In the presence of a hydatidiform mole or chorioepithelioma, the ovarian response to the elevated gonadotropin level may be markedly exaggerated and give rise to multiple theca lutein cysts. A palpable enlargement of the ovary due to theca lutein cysts occurs in about 60% of hydatidiform moles and 10% of choriocarcinomas. The lesions may be small or may reach proportions up to 20 to 30 cm in diameter. Smaller theca lutein cysts may be found in multiple gestations. Bilateral involvement is usual, though often asymmetric. The ovaries are polycystic and irregularly oval in shape, with a lobulated, smooth surface. The individual cysts are of variable size, thin-walled, gray or translucent, and often tinged with yellow. On section, a multilocular or honeycombed appearance is noted. The contained ﬂuid may be clear, amber, or blood-tinged. The more solid portions of ovarian tissue may be edematous, with minute cystic cavities. Microscopically, the theca interna cells are strikingly hyperplastic and luteinized. The wall of a theca lutein cyst includes an inner lining of cicatricial tissue and an outer, thickened layer of luteinized theca cells. On occasion, areas of granulosa cells may be seen internal to the theca layer, with evidences of proliferation and luteinization. Isolated islands of luteinized theca cells may be scattered through the ovarian parenchyma. The multicystic ovaries may be asymptomatic or may manifest symptoms related to their increased size and weight.

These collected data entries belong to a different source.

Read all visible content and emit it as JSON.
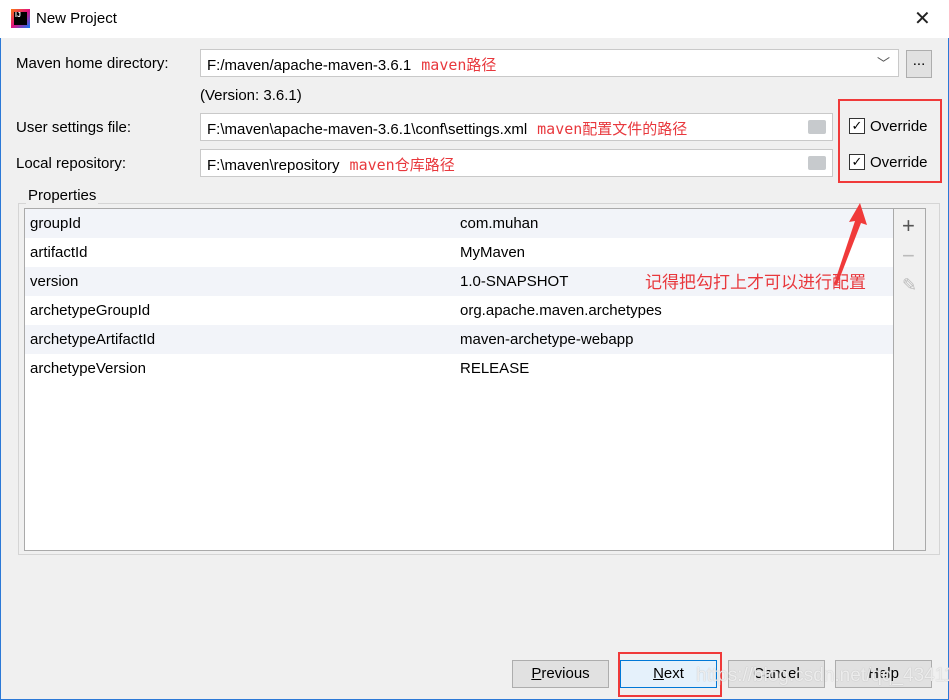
{
  "window": {
    "title": "New Project"
  },
  "form": {
    "maven_home_label": "Maven home directory:",
    "maven_home_value": "F:/maven/apache-maven-3.6.1",
    "maven_home_note": "maven路径",
    "version": "(Version: 3.6.1)",
    "browse_label": "...",
    "user_settings_label": "User settings file:",
    "user_settings_value": "F:\\maven\\apache-maven-3.6.1\\conf\\settings.xml",
    "user_settings_note": "maven配置文件的路径",
    "local_repo_label": "Local repository:",
    "local_repo_value": "F:\\maven\\repository",
    "local_repo_note": "maven仓库路径",
    "override_label": "Override",
    "override_settings_checked": true,
    "override_repo_checked": true
  },
  "properties": {
    "title": "Properties",
    "rows": [
      {
        "key": "groupId",
        "value": "com.muhan"
      },
      {
        "key": "artifactId",
        "value": "MyMaven"
      },
      {
        "key": "version",
        "value": "1.0-SNAPSHOT"
      },
      {
        "key": "archetypeGroupId",
        "value": "org.apache.maven.archetypes"
      },
      {
        "key": "archetypeArtifactId",
        "value": "maven-archetype-webapp"
      },
      {
        "key": "archetypeVersion",
        "value": "RELEASE"
      }
    ]
  },
  "annotation": {
    "text": "记得把勾打上才可以进行配置",
    "color": "#e8383d"
  },
  "buttons": {
    "previous_u": "P",
    "previous_rest": "revious",
    "next_u": "N",
    "next_rest": "ext",
    "cancel": "Cancel",
    "help": "Help"
  },
  "watermark": "https://blog.csdn.net/qq_43411550"
}
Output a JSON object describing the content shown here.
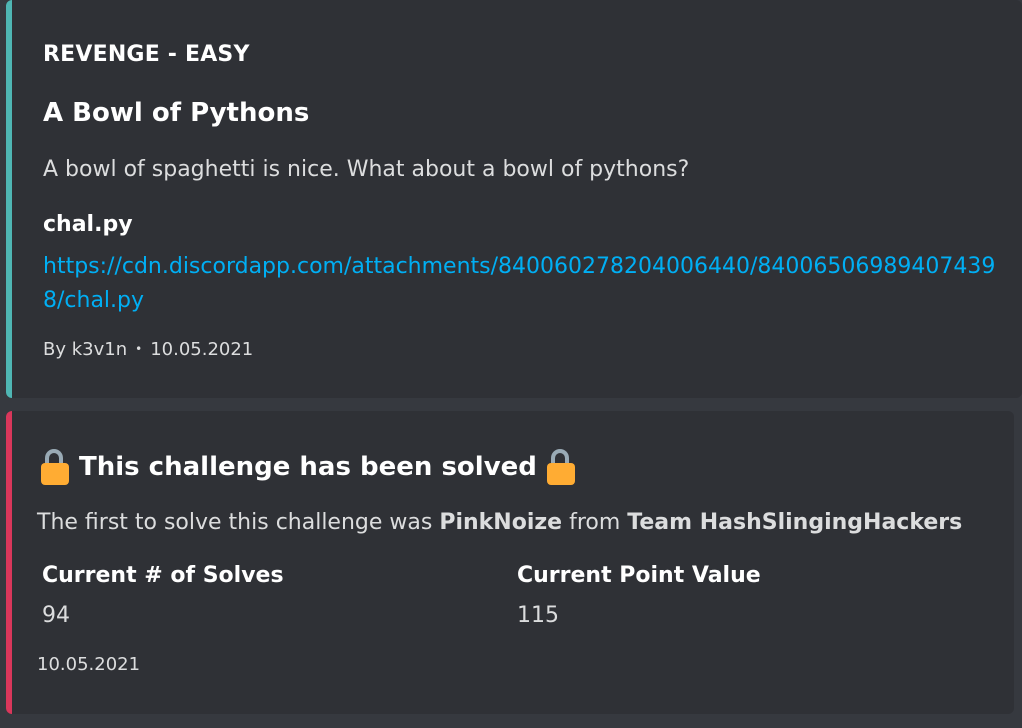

Following termination of the pathologic pregnancy, they gradually regress and disappear within a few to several weeks.
Masculinizing changes in the female occur, with hyperplasia, adenoma, or
carcinoma of the adrenal cortex, pituitary basophilic adenoma, pituitary
basophilism (Cushing syndrome), and thymic tumors, but they may also be
produced by a variety of ovarian tumors, including the Sertoli-Leydig cell
tumor, adrenal rest tumor, and hyperplasia of the Leydig cells of the ovarian hilum.
An additional masculinizing syndrome is that associated with diffuse
luteinization of the ovaries, often known as hyperthecosis (thought to be a
variant of polycystic ovary syndrome [PCOS]). In contrast to the primary,
defeminizing ovarian tumors, the gonadal changes in this endocrinopathy are
probably secondary. The clinical symptoms manifested by patients with diffuse
luteinization of the ovaries include pronounced and progressive hirsutism of
the face, trunk, and extremities; male escutcheon; hypertrophy of the clitoris;
occasional voice and breast changes; obesity; oligo- or amenorrhea, preceded by
irregular menses or menometrorrhagia; and sterility.
The ovaries are two to ﬁve times larger than normal, ﬁrm, smooth, and
grayish white in color, with irregular areas of yellowish hue. On section,
numerous small, cystic follicles rim the periphery of the cortex. The medullary
portion of the ovary appears hyperplastic, with scattered orange-yellow areas.
The essential features, on microscopic examination, include parenchymal
hyperplasia, diffusely distributed accumulations of luteinized cells, and
perifollicular theca cell proliferation and luteinization. Cystic atretic
follicles are conspicuously distended. Scattered throughout the ovary, in both
cortex and medulla, are irregular clusters or groups of large, round, or oval
cells, with granular, light-staining, vacuolated cytoplasm and vesicular nuclei
with distinct nucleoli. They resemble well-developed, luteinized theca cells.
Sudan III stain shows them to be ﬁlled with lipid material. Although corpora
albicantia are present, recent corpora lutea are usually not found.
The ovarian parenchyma suggests hyperplasia, not only because of its increased thickness but also because of the obviously increased cellularity. Many of the parenchymal cells appear epithelioid. The essential features of this entity are strikingly similar to those of polycystic ovary (Stein-Leventhal) syndrome, except for the more conspicuous masculinization and exaggerated diffuse distribution of luteinized cells within the parenchyma.